The roots of this difficulty varied between countries, however, 60% of Indian respondents identified a lack of implementation experience as the biggest barrier to implementing new cybersecurity solutions. For nearly half of Australian respondents, they said the lack of internal staff resources was the biggest barrier to implementing new cybersecurity solutions. Japanese participants cited a lack of implementation experience and leadership’s lack of recognition of the need for investment as the biggest obstacles.

Given the increasing number of cyber threats, organizations also told Trellix that the task of scaling up software supply chain risk management policies and processes was “extremely difficult or very challenging.”

74% of Japanese respondents surveyed said this was the case, while 65% and 63% of Indian and Australian respondents, respectively, expressed the same sentiment.

79% of Australian respondents, 82% of Indians, and 66% of Japanese also expressed concerns that there has been historically little oversight over how and where cybersecurity products are developed.

In terms of what organizations surveyed believe would be most beneficial for raising cyber security standards across the Asia Pacific region, 86% of the government cited imposing higher cybersecurity standards as one of the primary solutions.

“Software supply chain attacks on SolarWinds and Microsoft have focused global attention on the severity of cyber threats to the software supply chain and the complexity of protecting against them. They also recognize that their governments can play an important role in improving their cyber defenses,” Trilex said.

Another new survey, conducted by BDO, revealed that organizations in Australia and New Zealand make lower payments than ransomware but have also seen a growth in other negative effects. For example, the number of security incidents involving data recovery efforts saw a rise of nearly 160%, with a 5% increase in reported data breaches.

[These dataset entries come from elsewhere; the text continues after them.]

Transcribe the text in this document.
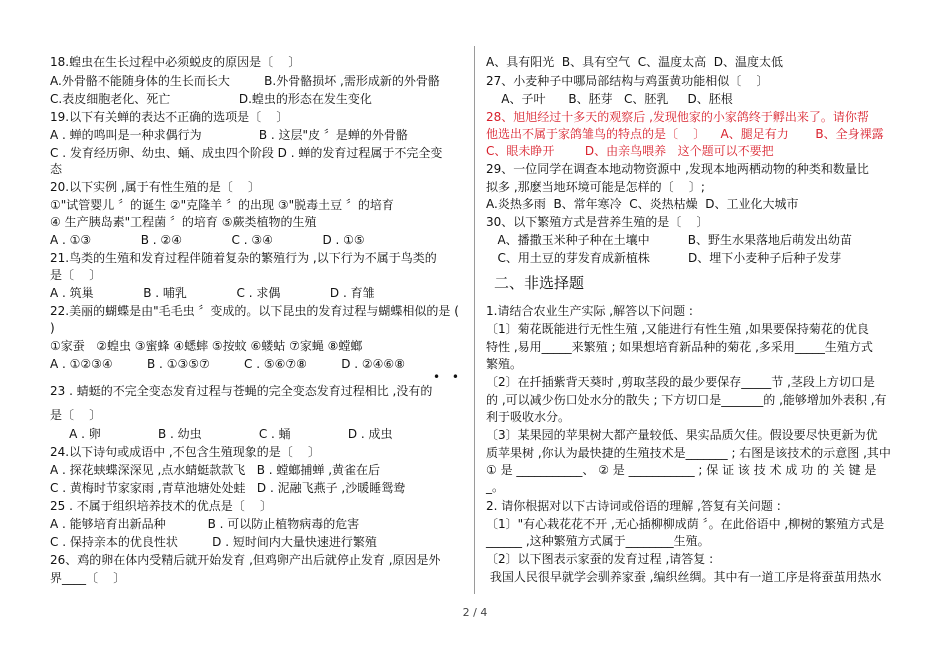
18.蝗虫在生长过程中必须蜕皮的原因是〔    〕
A.外骨骼不能随身体的生长而长大         B.外骨骼损坏 ,需形成新的外骨骼
C.表皮细胞老化、死亡                  D.蝗虫的形态在发生变化
19.以下有关蝉的表达不正确的选项是〔    〕
A . 蝉的鸣叫是一种求偶行为               B . 这层"皮 〞是蝉的外骨骼
C . 发育经历卵、幼虫、蛹、成虫四个阶段 D . 蝉的发育过程属于不完全变
态
20.以下实例 ,属于有性生殖的是〔    〕
①"试管婴儿 〞的诞生 ②"克隆羊 〞的出现 ③"脱毒土豆 〞的培育
④ 生产胰岛素"工程菌 〞的培育 ⑤蕨类植物的生殖
A . ①③             B . ②④             C . ③④             D . ①⑤
21.鸟类的生殖和发育过程伴随着复杂的繁殖行为 ,以下行为不属于鸟类的
是〔    〕
A . 筑巢             B . 哺乳             C . 求偶             D . 育雏
22.美丽的蝴蝶是由"毛毛虫 〞变成的。以下昆虫的发育过程与蝴蝶相似的是 (
)
①家蚕   ②蝗虫 ③蜜蜂 ④蟋蟀 ⑤按蚊 ⑥蝼蛄 ⑦家蝇 ⑧螳螂
A . ①②③④         B . ①③⑤⑦         C . ⑤⑥⑦⑧         D . ②④⑥⑧
23 . 蜻蜓的不完全变态发育过程与苍蝇的完全变态发育过程相比 ,没有的
是〔    〕
A . 卵               B . 幼虫               C . 蛹               D . 成虫
24.以下诗句或成语中 ,不包含生殖现象的是〔    〕
A . 探花蛱蝶深深见 ,点水蜻蜓款款飞   B . 螳螂捕蝉 ,黄雀在后
C . 黄梅时节家家雨 ,青草池塘处处蛙   D . 泥融飞燕子 ,沙暖睡鸳鸯
25 . 不属于组织培养技术的优点是〔    〕
A . 能够培育出新品种           B . 可以防止植物病毒的危害
C . 保持亲本的优良性状         D . 短时间内大量快速进行繁殖
26、鸡的卵在体内受精后就开始发育 ,但鸡卵产出后就停止发育 ,原因是外
界____〔    〕
• •
A、具有阳光  B、具有空气  C、温度太高  D、温度太低
27、小麦种子中哪局部结构与鸡蛋黄功能相似〔    〕
A、子叶      B、胚芽   C、胚乳     D、胚根
28、旭旭经过十多天的观察后 ,发现他家的小家鸽终于孵出来了。请你帮
他选出不属于家鸽雏鸟的特点的是〔    〕    A、腿足有力       B、全身裸露
C、眼未睁开        D、由亲鸟喂养   这个题可以不要把
29、一位同学在调查本地动物资源中 ,发现本地两栖动物的种类和数量比
拟多 ,那麽当地环境可能是怎样的〔    〕;
A.炎热多雨  B、常年寒冷  C、炎热枯燥  D、工业化大城市
30、以下繁殖方式是营养生殖的是〔    〕
A、播撒玉米种子种在土壤中          B、野生水果落地后萌发出幼苗
C、用土豆的芽发育成新植株          D、埋下小麦种子后种子发芽
二、非选择题
1.请结合农业生产实际 ,解答以下问题 :
〔1〕菊花既能进行无性生殖 ,又能进行有性生殖 ,如果要保持菊花的优良
特性 ,易用_____来繁殖 ; 如果想培育新品种的菊花 ,多采用_____生殖方式
繁殖。
〔2〕在扦插紫背天葵时 ,剪取茎段的最少要保存_____节 ,茎段上方切口是
的 ,可以减少伤口处水分的散失 ; 下方切口是_______的 ,能够增加外表积 ,有
利于吸收水分。
〔3〕某果园的苹果树大都产量较低、果实品质欠佳。假设要尽快更新为优
质苹果树 ,你认为最快捷的生殖技术是_______ ; 右图是该技术的示意图 ,其中
① 是 ___________、 ② 是 ___________ ; 保 证 该 技 术 成 功 的 关 键 是
_。
2. 请你根据对以下古诗词或俗语的理解 ,答复有关问题 :
〔1〕"有心栽花花不开 ,无心插柳柳成荫 〞。在此俗语中 ,柳树的繁殖方式是
______ ,这种繁殖方式属于________生殖。
〔2〕以下图表示家蚕的发育过程 ,请答复 :
我国人民很早就学会驯养家蚕 ,编织丝绸。其中有一道工序是将蚕茧用热水
2 / 4
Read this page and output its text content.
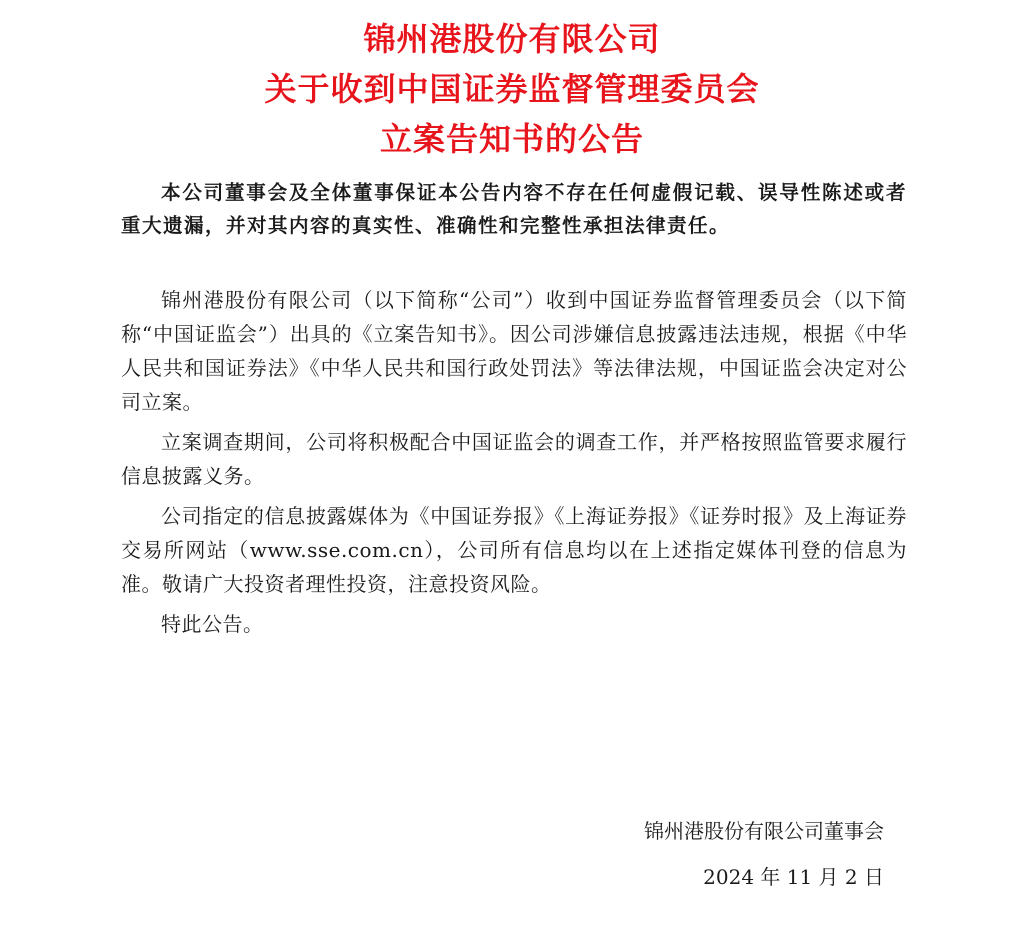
锦州港股份有限公司
关于收到中国证券监督管理委员会
立案告知书的公告

本公司董事会及全体董事保证本公告内容不存在任何虚假记载、误导性陈述或者重大遗漏，并对其内容的真实性、准确性和完整性承担法律责任。

锦州港股份有限公司（以下简称“公司”）收到中国证券监督管理委员会（以下简称“中国证监会”）出具的《立案告知书》。因公司涉嫌信息披露违法违规，根据《中华人民共和国证券法》《中华人民共和国行政处罚法》等法律法规，中国证监会决定对公司立案。

立案调查期间，公司将积极配合中国证监会的调查工作，并严格按照监管要求履行信息披露义务。

公司指定的信息披露媒体为《中国证券报》《上海证券报》《证券时报》及上海证券交易所网站（www.sse.com.cn），公司所有信息均以在上述指定媒体刊登的信息为准。敬请广大投资者理性投资，注意投资风险。

特此公告。

锦州港股份有限公司董事会
2024 年 11 月 2 日
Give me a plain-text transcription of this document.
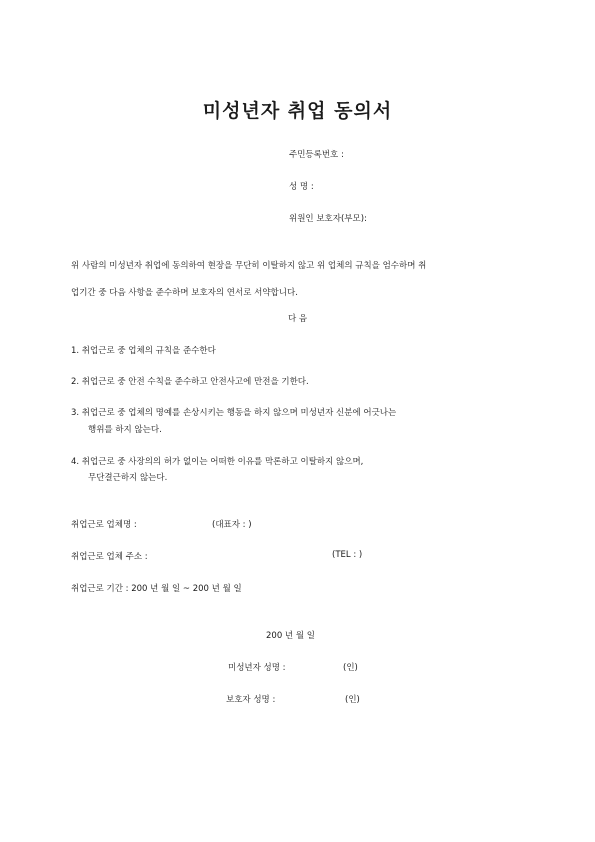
미성년자 취업 동의서
주민등록번호 :
성 명 :
위원인 보호자(부모):
위 사람의 미성년자 취업에 동의하여 현장을 무단히 이탈하지 않고 위 업체의 규칙을 엄수하며 취
업기간 중 다음 사항을 준수하며 보호자의 연서로 서약합니다.
다 음
1. 취업근로 중 업체의 규칙을 준수한다
2. 취업근로 중 안전 수칙을 준수하고 안전사고에 만전을 기한다.
3. 취업근로 중 업체의 명예를 손상시키는 행동을 하지 않으며 미성년자 신분에 어긋나는
행위를 하지 않는다.
4. 취업근로 중 사장의의 허가 없이는 어떠한 이유를 막론하고 이탈하지 않으며,
무단결근하지 않는다.
취업근로 업체명 :	(대표자 : )
취업근로 업체 주소 :	(TEL : )
취업근로 기간 : 200 년 월 일 ~ 200 년 월 일
200 년 월 일
미성년자 성명 :	(인)
보호자 성명 :	(인)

“Respondents recognize that it is important to view cybersecurity incidents as more than just paying a ransom. Industry professionals note that although the number of ransoms being paid is decreasing, targeting of large organizations or ‘big ransomware’ is maturing, BDO said.

According to the BDO, the increase in data recovery exercises correlates with respondent data that cited a 175% year-over-year increase in emails as a source of respondent data breaches. BDO said the surge is yet another example of remote work that introduces a host of new systems and issues, such as document sharing and distribution.

And cyberattacks are also becoming more advanced, requiring much longer to recover from, survey respondents told BDO. Compared to 2020, the number of cyberattacks in 2021 that caused system downtime for several days increased by about 215%.

Amid this growing landscape, the Australian and Japanese governments have added more resources to guard against threats. Last year, Japan’s Defense Ministry announced plans to boost its cybersecurity unit by hiring 800 new cyber employees to help defend against increasingly sophisticated attacks. In Australia, the federal government has pledged to create 1,900 new government jobs over the next five years for one of its electronic agencies, although some experts have expressed concern that these jobs may not be filled due to a lack of technical skills in the country.